A resolução garante segurança jurídica para que os residentes participem de programas de pós-graduação lato sensu, mestrado, doutorado, projetos de pesquisa, extensão universitária, cursos de curta duração e eventos científicos, desde que essas atividades sejam compatíveis com os objetivos da residência e não prejudiquem a carga horária obrigatória nem a prática assistencial.
Outra novidade é a possibilidade de recebimento cumulativo de bolsas de ensino, pesquisa, extensão ou auxílios financeiros, desde que os benefícios não configurem vínculo empregatício e atendam às regras estabelecidas pelo programa de residência.

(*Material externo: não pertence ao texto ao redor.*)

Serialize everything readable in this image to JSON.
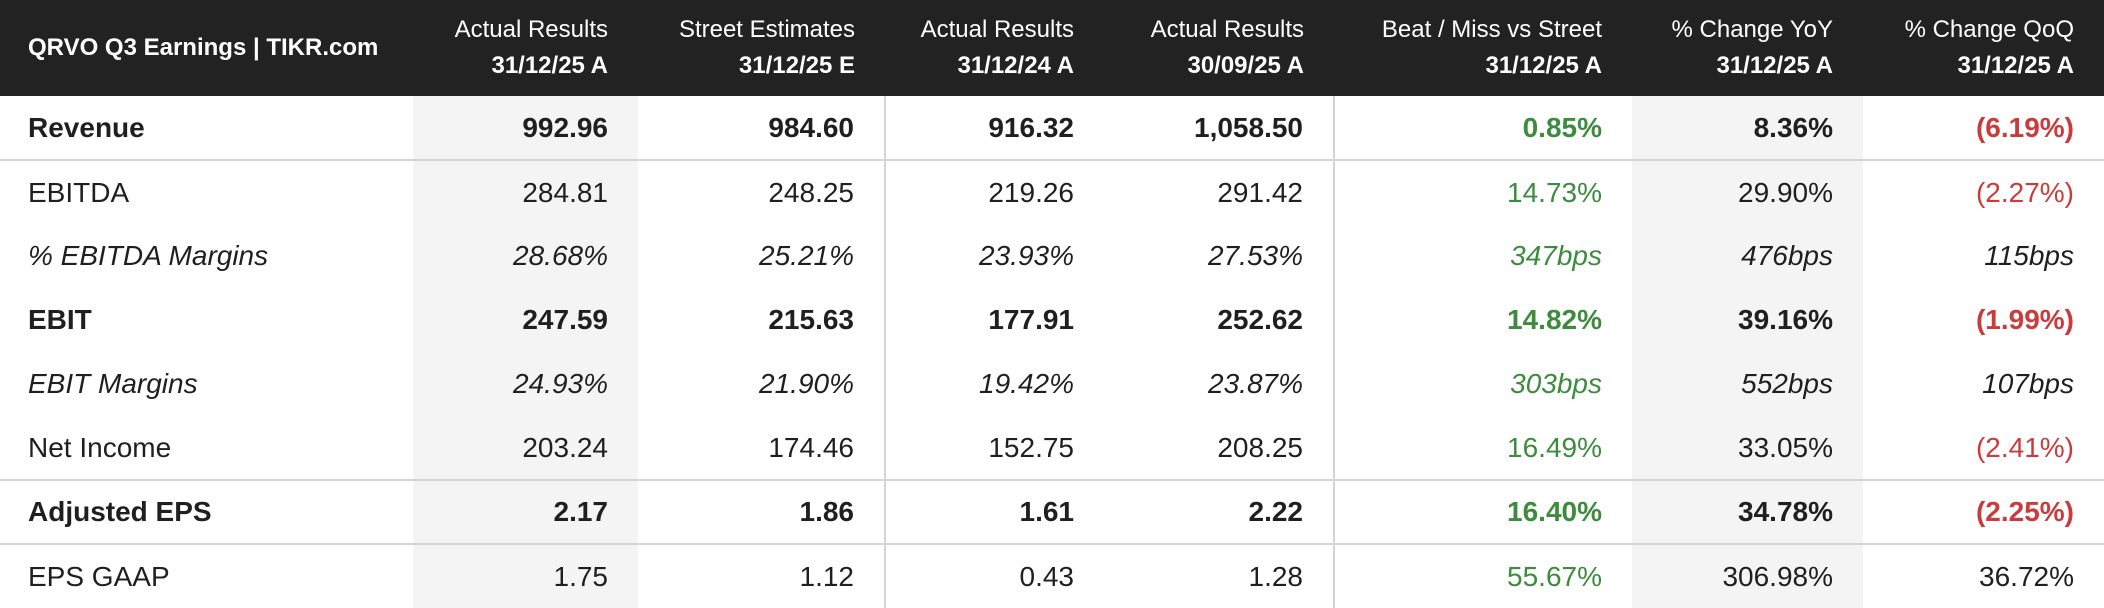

A norma também determina que o aproveitamento dessas atividades como parte da carga horária da residência dependerá de autorização prévia da Comissão de Residência Multiprofissional (Coremu) ou da comissão responsável pelo programa, ficando limitado a 240 horas por ano de residência.
Apesar da flexibilização, permanecem proibidas atividades que prejudiquem a dedicação exclusiva exigida pela residência ou que interfiram na formação prática dos profissionais. O descumprimento das regras poderá resultar em sanções administrativas e na perda dos benefícios previstos.
Segundo o MEC, o objetivo da resolução é ampliar as oportunidades de qualificação dos residentes, fortalecer a produção científica e contribuir para a formação de especialistas mais preparados para atuar no Sistema Único de Saúde (SUS).